Rien de surprenant à cela : son fils George Herbert Walker Bush vient
tout juste de créer sa propre société pétrolière, la Zapata Petroleum
Corporation. Né en 1924, diplômé de Yale et, lui aussi, membre de la
Skull and Bones Society, le futur président des Etats-Unis marque la
grande entrée de la famille dans le pétrole. En 1948, après une guerre
menée dans le Pacifique (à quatre reprises, son avion est abattu), il
entre chez Dresser Industries, une société spécialisée dans les
technologies et les services liés à l'énergie dont Harriman & Co. a
piloté l'introduction en Bourse en 1928. Dresser fusionnera bien plus
tard avec Halliburton, un concurrent dirigé par Dick Cheney, qui
deviendra ministre de la Défense de George Bush puis vice-président de
son fils...
En
1953, George Herbert Walker Bush crée donc sa compagnie pétrolière. Son
père et son oncle investissent dans l'affaire, ainsi que les frères
Liedtke, des avocats spécialisés en droit pétrolier dont le père est
l'un des principaux dirigeants de la compagnie texane Gulf Oil. Par
eux, George Bush tisse des liens avec James Baker, son futur secrétaire
d'Etat, lui aussi avocat spécialisé en droit pétrolier et dont la
firme, Baker & Botts, devient conseil de Zapata. Protégé au Sénat
par Prescott Bush, qui bloque toute législation défavorable aux
compagnies pétrolières, Zapata investit dans le golfe du Mexique et au
Moyen-Orient, notamment au Koweït. Elle passe également pour avoir
servi de couverture à la CIA lors de la désastreuse opération de la
baie des Cochons visant à renverser Fidel Castro en 1961. Selon un mémo
du FBI de 1963, George Bush lui-même aurait été un agent de la CIA.
Les
frères Liedtke et James Baker jouent en tout cas un rôle essentiel dans
le lancement de la carrière politique de George Bush, les premiers
finançant ses campagnes, le second lui servant de conseiller, les trois
maintenant le contact avec le milieu des pétroliers texans.
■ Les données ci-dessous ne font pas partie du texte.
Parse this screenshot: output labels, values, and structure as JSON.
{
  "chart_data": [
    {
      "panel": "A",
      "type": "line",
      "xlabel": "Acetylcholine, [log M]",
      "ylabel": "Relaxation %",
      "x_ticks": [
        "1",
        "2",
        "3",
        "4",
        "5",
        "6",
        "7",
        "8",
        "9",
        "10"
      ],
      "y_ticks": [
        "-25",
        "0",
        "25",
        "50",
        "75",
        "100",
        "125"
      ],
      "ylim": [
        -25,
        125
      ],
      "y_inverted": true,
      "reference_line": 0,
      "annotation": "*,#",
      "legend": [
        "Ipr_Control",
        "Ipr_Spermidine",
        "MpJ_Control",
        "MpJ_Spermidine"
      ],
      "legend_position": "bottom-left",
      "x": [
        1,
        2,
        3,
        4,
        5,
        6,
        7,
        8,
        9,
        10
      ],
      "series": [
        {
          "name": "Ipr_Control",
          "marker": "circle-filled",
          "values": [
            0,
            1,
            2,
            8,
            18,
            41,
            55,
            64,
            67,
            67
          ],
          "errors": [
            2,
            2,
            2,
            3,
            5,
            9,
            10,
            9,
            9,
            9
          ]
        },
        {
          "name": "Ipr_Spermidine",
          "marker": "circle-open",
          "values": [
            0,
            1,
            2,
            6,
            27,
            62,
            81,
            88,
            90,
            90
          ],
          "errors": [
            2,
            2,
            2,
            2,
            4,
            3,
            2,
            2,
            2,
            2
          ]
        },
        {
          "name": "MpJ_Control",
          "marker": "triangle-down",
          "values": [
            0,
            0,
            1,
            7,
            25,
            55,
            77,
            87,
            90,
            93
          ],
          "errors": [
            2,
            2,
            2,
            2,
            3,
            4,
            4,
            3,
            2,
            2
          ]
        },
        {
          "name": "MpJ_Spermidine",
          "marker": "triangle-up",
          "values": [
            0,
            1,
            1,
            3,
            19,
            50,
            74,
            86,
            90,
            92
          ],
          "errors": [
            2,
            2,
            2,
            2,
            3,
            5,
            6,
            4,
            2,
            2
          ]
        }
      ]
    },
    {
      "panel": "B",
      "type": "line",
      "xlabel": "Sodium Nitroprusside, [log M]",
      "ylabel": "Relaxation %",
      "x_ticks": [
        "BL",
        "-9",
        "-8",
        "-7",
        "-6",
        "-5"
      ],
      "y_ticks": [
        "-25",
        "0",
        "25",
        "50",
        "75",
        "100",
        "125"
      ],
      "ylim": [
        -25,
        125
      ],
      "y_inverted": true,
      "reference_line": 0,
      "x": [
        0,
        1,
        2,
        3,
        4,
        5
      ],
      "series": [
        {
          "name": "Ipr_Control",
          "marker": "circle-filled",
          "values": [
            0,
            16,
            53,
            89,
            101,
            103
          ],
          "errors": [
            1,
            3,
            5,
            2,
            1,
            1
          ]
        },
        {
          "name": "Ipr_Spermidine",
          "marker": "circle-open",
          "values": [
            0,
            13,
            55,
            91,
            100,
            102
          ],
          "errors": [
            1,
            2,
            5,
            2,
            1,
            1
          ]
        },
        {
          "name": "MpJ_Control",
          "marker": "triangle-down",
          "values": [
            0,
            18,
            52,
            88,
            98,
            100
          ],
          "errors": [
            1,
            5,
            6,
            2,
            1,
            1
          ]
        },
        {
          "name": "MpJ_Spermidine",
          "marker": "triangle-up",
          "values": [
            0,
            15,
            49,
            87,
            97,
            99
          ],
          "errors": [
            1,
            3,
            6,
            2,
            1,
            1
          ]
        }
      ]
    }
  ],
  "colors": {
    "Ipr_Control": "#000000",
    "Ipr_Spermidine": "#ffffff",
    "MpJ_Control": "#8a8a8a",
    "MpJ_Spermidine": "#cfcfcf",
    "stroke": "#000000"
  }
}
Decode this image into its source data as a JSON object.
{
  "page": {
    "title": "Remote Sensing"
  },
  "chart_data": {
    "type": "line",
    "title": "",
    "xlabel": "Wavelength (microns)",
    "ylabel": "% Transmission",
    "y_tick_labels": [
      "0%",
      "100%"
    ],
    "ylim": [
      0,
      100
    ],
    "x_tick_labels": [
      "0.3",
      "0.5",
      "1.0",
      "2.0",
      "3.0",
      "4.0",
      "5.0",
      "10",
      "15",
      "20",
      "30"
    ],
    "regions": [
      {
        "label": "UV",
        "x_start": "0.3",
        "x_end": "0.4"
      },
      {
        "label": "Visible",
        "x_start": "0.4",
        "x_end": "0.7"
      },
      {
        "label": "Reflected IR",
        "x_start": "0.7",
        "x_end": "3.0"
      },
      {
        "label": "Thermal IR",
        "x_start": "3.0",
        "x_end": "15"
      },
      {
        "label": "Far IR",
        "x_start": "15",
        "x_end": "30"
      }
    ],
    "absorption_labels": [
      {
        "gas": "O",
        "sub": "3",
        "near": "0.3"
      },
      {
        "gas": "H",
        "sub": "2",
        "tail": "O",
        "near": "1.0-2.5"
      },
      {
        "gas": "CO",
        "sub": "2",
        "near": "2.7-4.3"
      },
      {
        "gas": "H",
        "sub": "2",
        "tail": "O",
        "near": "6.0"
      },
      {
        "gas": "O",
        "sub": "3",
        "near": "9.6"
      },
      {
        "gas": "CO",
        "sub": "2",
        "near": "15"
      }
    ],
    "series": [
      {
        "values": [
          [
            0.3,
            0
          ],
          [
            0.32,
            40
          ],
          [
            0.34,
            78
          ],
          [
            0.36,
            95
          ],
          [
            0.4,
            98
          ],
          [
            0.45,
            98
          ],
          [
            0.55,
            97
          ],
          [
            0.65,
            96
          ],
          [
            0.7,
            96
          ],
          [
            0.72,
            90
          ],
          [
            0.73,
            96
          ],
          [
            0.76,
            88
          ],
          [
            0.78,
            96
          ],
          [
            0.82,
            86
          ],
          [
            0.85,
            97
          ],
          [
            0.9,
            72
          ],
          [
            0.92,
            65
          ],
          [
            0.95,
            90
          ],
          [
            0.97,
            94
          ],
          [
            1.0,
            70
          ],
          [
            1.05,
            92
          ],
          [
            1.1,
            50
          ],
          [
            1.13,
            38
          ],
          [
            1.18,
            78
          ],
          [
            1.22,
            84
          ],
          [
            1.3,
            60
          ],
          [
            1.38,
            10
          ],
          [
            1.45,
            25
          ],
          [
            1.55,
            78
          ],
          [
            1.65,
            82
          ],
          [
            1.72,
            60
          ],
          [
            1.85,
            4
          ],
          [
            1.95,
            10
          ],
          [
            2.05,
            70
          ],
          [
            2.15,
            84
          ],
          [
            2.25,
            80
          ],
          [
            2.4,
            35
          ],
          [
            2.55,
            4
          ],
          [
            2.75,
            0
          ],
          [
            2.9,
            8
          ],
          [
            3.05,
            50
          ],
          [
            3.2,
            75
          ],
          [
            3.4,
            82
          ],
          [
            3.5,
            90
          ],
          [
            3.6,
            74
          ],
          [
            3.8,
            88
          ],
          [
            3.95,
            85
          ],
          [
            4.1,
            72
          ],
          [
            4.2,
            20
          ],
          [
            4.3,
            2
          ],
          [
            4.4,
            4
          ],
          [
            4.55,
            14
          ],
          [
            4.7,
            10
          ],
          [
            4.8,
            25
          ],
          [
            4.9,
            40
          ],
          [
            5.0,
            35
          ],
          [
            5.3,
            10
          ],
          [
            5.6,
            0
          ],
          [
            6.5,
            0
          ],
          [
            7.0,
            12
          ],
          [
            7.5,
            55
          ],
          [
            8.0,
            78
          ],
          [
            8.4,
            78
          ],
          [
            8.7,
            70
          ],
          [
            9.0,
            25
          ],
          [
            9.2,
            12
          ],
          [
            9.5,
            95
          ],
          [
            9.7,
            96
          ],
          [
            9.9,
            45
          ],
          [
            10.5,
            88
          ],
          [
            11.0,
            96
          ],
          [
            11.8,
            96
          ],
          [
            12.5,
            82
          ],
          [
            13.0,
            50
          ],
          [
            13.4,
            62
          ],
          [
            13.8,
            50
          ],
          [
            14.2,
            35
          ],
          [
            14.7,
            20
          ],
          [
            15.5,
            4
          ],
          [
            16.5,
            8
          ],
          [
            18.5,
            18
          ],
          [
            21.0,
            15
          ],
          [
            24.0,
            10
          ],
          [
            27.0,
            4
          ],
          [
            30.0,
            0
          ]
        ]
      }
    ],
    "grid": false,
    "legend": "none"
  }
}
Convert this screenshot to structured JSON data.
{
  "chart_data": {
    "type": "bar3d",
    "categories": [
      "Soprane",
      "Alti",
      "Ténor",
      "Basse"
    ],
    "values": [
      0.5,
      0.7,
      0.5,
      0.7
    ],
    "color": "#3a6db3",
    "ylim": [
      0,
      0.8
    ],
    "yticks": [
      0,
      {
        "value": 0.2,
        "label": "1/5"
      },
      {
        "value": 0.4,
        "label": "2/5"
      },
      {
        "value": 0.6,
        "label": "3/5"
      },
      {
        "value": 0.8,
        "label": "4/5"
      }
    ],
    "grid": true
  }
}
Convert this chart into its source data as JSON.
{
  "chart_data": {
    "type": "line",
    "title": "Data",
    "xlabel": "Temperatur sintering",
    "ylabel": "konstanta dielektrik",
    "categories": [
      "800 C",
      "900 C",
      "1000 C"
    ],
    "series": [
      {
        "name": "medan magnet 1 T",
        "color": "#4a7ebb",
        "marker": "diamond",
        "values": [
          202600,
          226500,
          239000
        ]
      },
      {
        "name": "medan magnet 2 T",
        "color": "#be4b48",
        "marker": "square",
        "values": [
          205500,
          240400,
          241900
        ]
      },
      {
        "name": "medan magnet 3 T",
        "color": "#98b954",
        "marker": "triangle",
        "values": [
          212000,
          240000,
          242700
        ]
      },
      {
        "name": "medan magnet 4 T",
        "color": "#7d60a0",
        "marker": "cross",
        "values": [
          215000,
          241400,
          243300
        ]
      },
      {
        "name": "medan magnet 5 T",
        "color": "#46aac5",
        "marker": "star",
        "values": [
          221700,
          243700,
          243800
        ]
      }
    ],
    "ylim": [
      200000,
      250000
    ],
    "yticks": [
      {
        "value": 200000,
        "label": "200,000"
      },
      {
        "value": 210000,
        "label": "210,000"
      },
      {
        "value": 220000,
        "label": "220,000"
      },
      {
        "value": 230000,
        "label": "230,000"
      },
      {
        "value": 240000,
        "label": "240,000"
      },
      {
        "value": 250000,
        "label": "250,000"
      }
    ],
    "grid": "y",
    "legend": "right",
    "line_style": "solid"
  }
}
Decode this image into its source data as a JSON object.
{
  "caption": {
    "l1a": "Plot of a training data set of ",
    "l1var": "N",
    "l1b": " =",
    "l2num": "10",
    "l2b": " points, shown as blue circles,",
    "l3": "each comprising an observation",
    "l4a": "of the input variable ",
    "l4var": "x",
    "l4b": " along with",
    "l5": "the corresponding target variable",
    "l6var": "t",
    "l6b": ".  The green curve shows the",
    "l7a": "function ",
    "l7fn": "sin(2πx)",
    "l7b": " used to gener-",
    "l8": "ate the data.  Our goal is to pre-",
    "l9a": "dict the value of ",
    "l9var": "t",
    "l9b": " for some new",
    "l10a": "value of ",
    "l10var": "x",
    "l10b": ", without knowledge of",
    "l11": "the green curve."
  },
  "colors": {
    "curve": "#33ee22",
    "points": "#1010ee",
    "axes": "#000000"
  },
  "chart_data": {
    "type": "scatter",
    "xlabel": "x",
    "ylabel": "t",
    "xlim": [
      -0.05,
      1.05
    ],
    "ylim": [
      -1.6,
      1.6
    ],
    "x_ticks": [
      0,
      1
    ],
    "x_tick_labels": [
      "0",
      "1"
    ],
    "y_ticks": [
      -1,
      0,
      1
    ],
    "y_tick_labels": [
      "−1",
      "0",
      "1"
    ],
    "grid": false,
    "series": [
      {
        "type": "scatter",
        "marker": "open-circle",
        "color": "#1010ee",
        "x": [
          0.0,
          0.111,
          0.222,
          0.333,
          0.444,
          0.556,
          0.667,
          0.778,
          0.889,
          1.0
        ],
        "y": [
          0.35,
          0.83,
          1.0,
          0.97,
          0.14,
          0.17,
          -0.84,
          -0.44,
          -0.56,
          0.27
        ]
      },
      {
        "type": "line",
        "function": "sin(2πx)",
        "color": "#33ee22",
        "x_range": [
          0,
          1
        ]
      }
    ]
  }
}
Elu en 1967
à la Chambre des représentants dans la septième circonscription du
Texas, le futur président y mène, comme son père avant lui au Sénat,
une politique systématiquement favorable aux pétroliers américains,
faisant capoter un projet de loi visant à supprimer les quotas
institués dans les années 1920 pour les protéger. Les Texans sauront
lui renvoyer l'ascenseur. Les contributions versées par les pétroliers
au Parti républicain à la demande de George Bush jouent un rôle clef
dans l'avancement de sa carrière, depuis son arrivée à la tête de la
CIA en 1976 jusqu'à sa nomination comme vice-président par Ronald
Reagan, en 1980. Selon certains, ces menus services expliqueraient en
partie la volte-face du gouvernement américain lors de la première
crise du Golfe, les Etats-Unis donnant dans un premier temps des
assurances de neutralité à Saddam Hussein avant de choisir l'option
militaire. Il est vrai qu'à l'aube des années 1990, la Pennzoil Company
- le nouveau nom de la Zapata depuis sa fusion avec le groupe pétrolier
Penn Oil en 1963 - est toujours dirigée par les frères Liedtke et
qu'elle est l'un des principaux opérateurs pétroliers au Koweït...
Le
pétrole texan étend aussi son ombre sur la carrière de George W. Bush,
l'un des fils de George Bush. Tout au long de sa carrière peu glorieuse
d'homme d'affaires, dans les années 1970 et 1980, l'actuel président
des Etats-Unis bénéficie du soutien des hommes du pétrole, qu'il
s'agisse de James Baker ou des dirigeants de la firme pétrolière
Harken. Ce sont eux qui renflouent à deux reprises la compagnie
pétrolière créée en 1978 par George Bush - l'Arbusto, devenu plus tard
Bush Exploration - pour exploiter le pétrole texan. En 1986, lorsqu'il
apparaît que Bush Jr. n'est décidément pas fait pour les affaires,
Harken l'embauche comme directeur au salaire annuel de 120.000 dollars.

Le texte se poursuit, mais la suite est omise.